Wednesday, February 27, 2008

Sunshine on Leith

Now that The Bee-man of Orn is finished I want to concentrate on this project. I think I can finish it quite quickly now - thanks to the gestation period of about 6 years, and the constant revisions and redraws.

Sunshine on Leith is an unreliable autobiography, in other words it is a work of fiction that pretends to be true. In this sense it is as fictional as any autobiography, and as true as any fiction. It is peopled with composite characters and amalgamated names, but the situations and the backdrop are all real...ish.

I was born in Leith and I did attend a lot of Hibees home games. I did get 'lift-overs' and I did move to Southhouse and kiss the gypsy girl and Violet Marlowe, and I did move to Gilmerton and I did form a superhero gang, and I did spend a lot of time scrumping (nicking apples).



The sectarianism that creeps into the young lives of my characters was then and is now still very real, as was and is the bullying.

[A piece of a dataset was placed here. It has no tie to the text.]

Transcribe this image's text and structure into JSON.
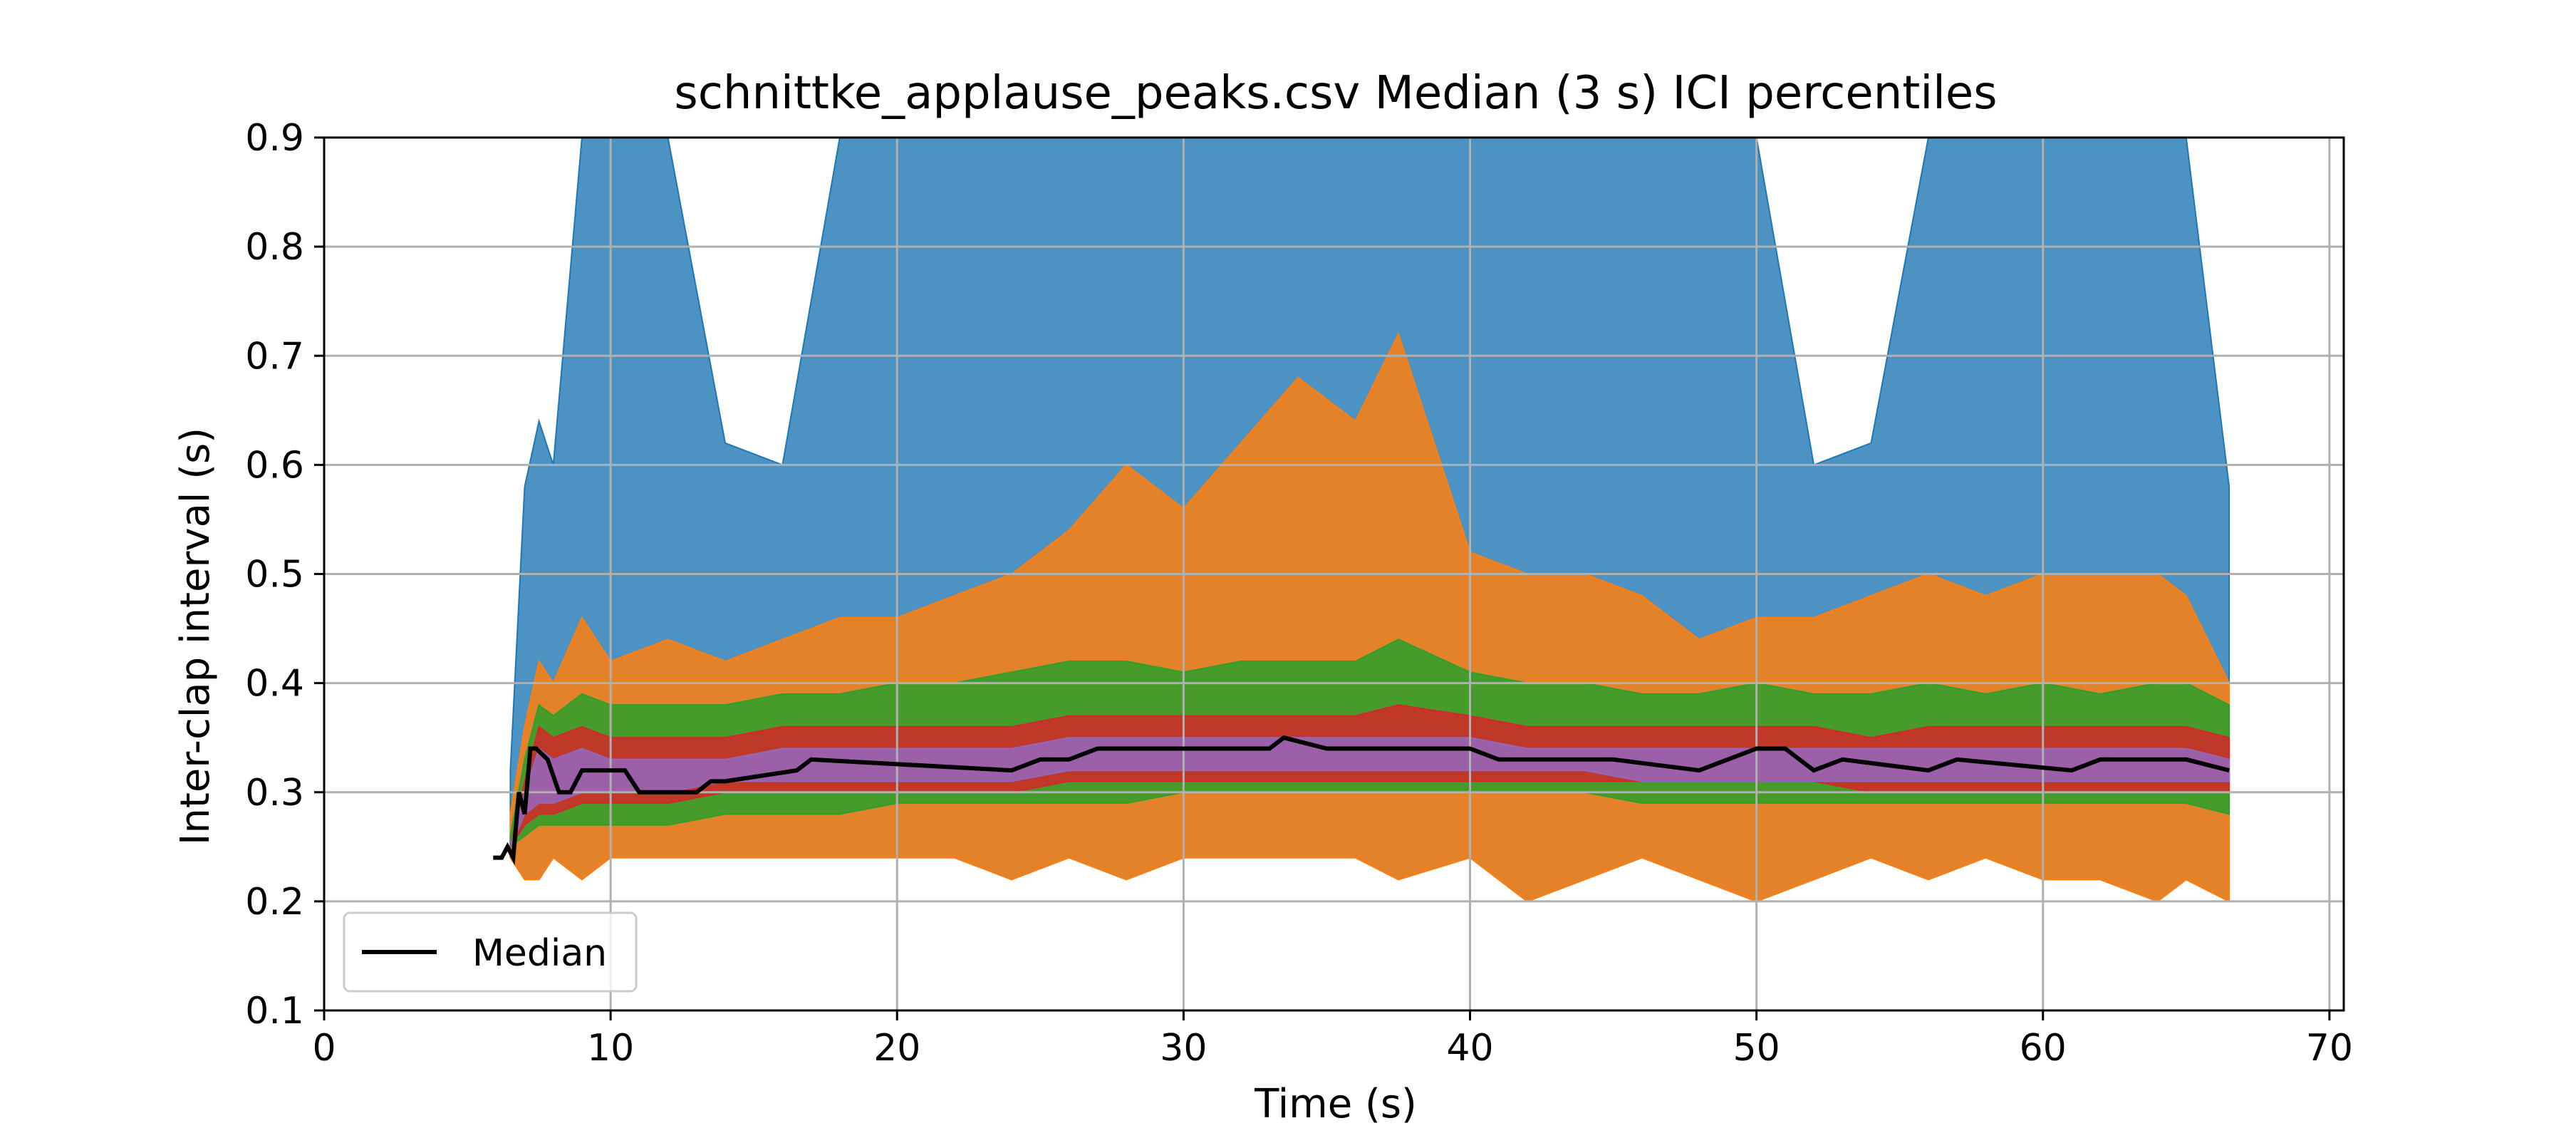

I will be redrawing large sections of the book because it was all happening too fast. I was cramming things into the small pages that should have unfolded and been presented as single images, so I'm drawing it larger (see my Bee-man notes on not drawing same-size again).

As some of you know, the book centres on a character called 'Tommy Apple' and the original title of the book was 'Strange Fruit' (a reference to intolerance and Tommy's predicament) but I changed it. The story begins not with Tommy, who is introduced much later, but with a character based somewhat on me, and like me he is born and grows up in Ballantyne Place (now demolished) at the foot of Great Junction Street, at the bottom of Leith Walk, and the one sight that makes a great impact on him is the way the sunshine floods the wide area at the foot of Walk (the Walk was the widest road in Edinburgh and the side streets are often cast in shadows), it's like looking along a long tunnel to a great pot of gold somewhere in the distance:





I'm pencilling the enlarged pages and changing them to slow the story down in some parts and speed it up in others. It's not such a huge task because I hadn't inked the newest version anyway, so really it's just like an extension of the pencil work. In the first revision I'm already up and on the wall, in the second revision I'll be up on it on the following page, and that allows me more time to establish a new character who enters the story at that point:






With any luck, this will be finished by Summer. Of course when I say 'finished' I really mean that will be when I have had quite enough of it, thank you very much. It will, of course, find its way back to me to sort spelling mistakes and to redraw hands and space word balloons better - I have no doubt.